Pese a este impacto negativo en los enlaces internacionales, la demanda global de transporte aéreo avanzó un 2,1% en el tercer mes del año, gracias al tirón del tráfico doméstico, que repuntó un 6,5%, con Australia, Brasil y China situándose entre los mercados internos con mayor dinamismo.
En paralelo, la capacidad aérea ofrecida en Oriente se recortó un 56,9% en marzo, mientras que el factor de ocupación se situó en el 67,8%, lo que supone 6,6 puntos porcentuales menos, un descenso condicionado por el cierre de buena parte del espacio aéreo de la región.
Frente a este escenario marcado por la guerra, las aerolíneas africanas encabezaron el crecimiento de la demanda por áreas geográficas durante marzo, con un incremento del 19,2%. Por su parte, las compañías de Latinoamérica y de Asia-Pacífico registraron avances del 12,1% y del 11,5%, respectivamente.

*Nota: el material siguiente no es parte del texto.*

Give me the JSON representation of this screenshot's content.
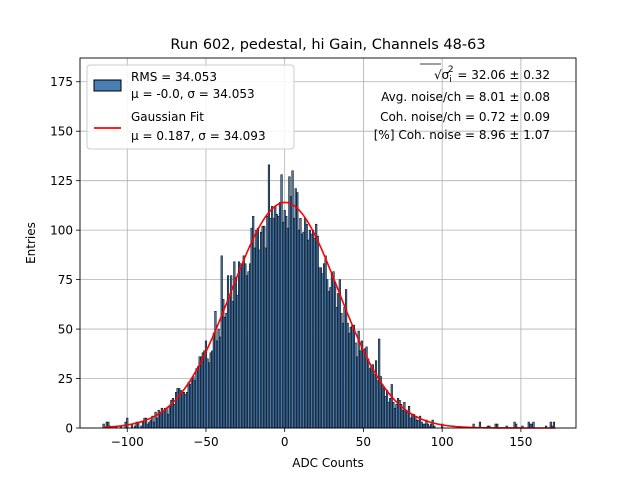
{
  "chart_data": {
    "type": "bar",
    "title": "Run 602, pedestal, hi Gain, Channels 48-63",
    "xlabel": "ADC Counts",
    "ylabel": "Entries",
    "xlim": [
      -130,
      185
    ],
    "ylim": [
      0,
      187
    ],
    "xticks": [
      -100,
      -50,
      0,
      50,
      100,
      150
    ],
    "yticks": [
      0,
      25,
      50,
      75,
      100,
      125,
      150,
      175
    ],
    "grid": true,
    "legend": {
      "placement": "top-left",
      "entries": [
        {
          "kind": "histogram",
          "line1": "RMS = 34.053",
          "line2": "μ = -0.0, σ = 34.053"
        },
        {
          "kind": "fit",
          "line1": "Gaussian Fit",
          "line2": "μ = 0.187, σ = 34.093"
        }
      ]
    },
    "annotations": {
      "line1_prefix": "√σ",
      "line1_sub": "i",
      "line1_sup": "2",
      "line1_value": " = 32.06 ± 0.32",
      "line2": "Avg. noise/ch = 8.01 ± 0.08",
      "line3": "Coh. noise/ch = 0.72 ± 0.09",
      "line4": "[%] Coh. noise = 8.96 ± 1.07"
    },
    "histogram": {
      "bin_width": 1,
      "x_range": [
        -115,
        172
      ],
      "mu": 0,
      "sigma": 34.053,
      "peak": 114,
      "notable_bins": [
        {
          "x": -115,
          "y": 2
        },
        {
          "x": -100,
          "y": 5
        },
        {
          "x": -60,
          "y": 22
        },
        {
          "x": -40,
          "y": 87
        },
        {
          "x": -35,
          "y": 66
        },
        {
          "x": -10,
          "y": 133
        },
        {
          "x": -2,
          "y": 128
        },
        {
          "x": 5,
          "y": 130
        },
        {
          "x": 15,
          "y": 95
        },
        {
          "x": 60,
          "y": 45
        },
        {
          "x": 100,
          "y": 2
        },
        {
          "x": 130,
          "y": 1
        },
        {
          "x": 170,
          "y": 1
        }
      ]
    },
    "fit": {
      "name": "Gaussian Fit",
      "mu": 0.187,
      "sigma": 34.093,
      "amplitude": 114,
      "x_range": [
        -115,
        172
      ]
    },
    "colors": {
      "bar_fill": "#4a7fb5",
      "bar_edge": "#000000",
      "fit_line": "#ff0000",
      "grid": "#b0b0b0"
    }
  }
}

En el caso de Asia-Pacífico, el impulso vino determinado por el final del periodo de viajes del Año Nuevo Lunar, además de por el aumento de dos dígitos en las rutas internacionales —salvo en aquellas que enlazan con Oriente Medio—.
En Europa, el conflicto también tuvo efectos significativos: el tráfico con Asia se disparó un 29,3%, ya que los vuelos directos pasaron a reemplazar a la demanda que anteriormente transitaba por Oriente Próximo. De este modo, la demanda total en el continente europeo avanzó un 7,7% en marzo.
El impacto de la guerra alcanzó igualmente a las aerolíneas norteamericanas, donde los viajes transatlánticos aumentaron un 3,3% y la tasa de crecimiento en las conexiones entre Asia y Norteamérica se más que duplicó en comparación con el mes de febrero.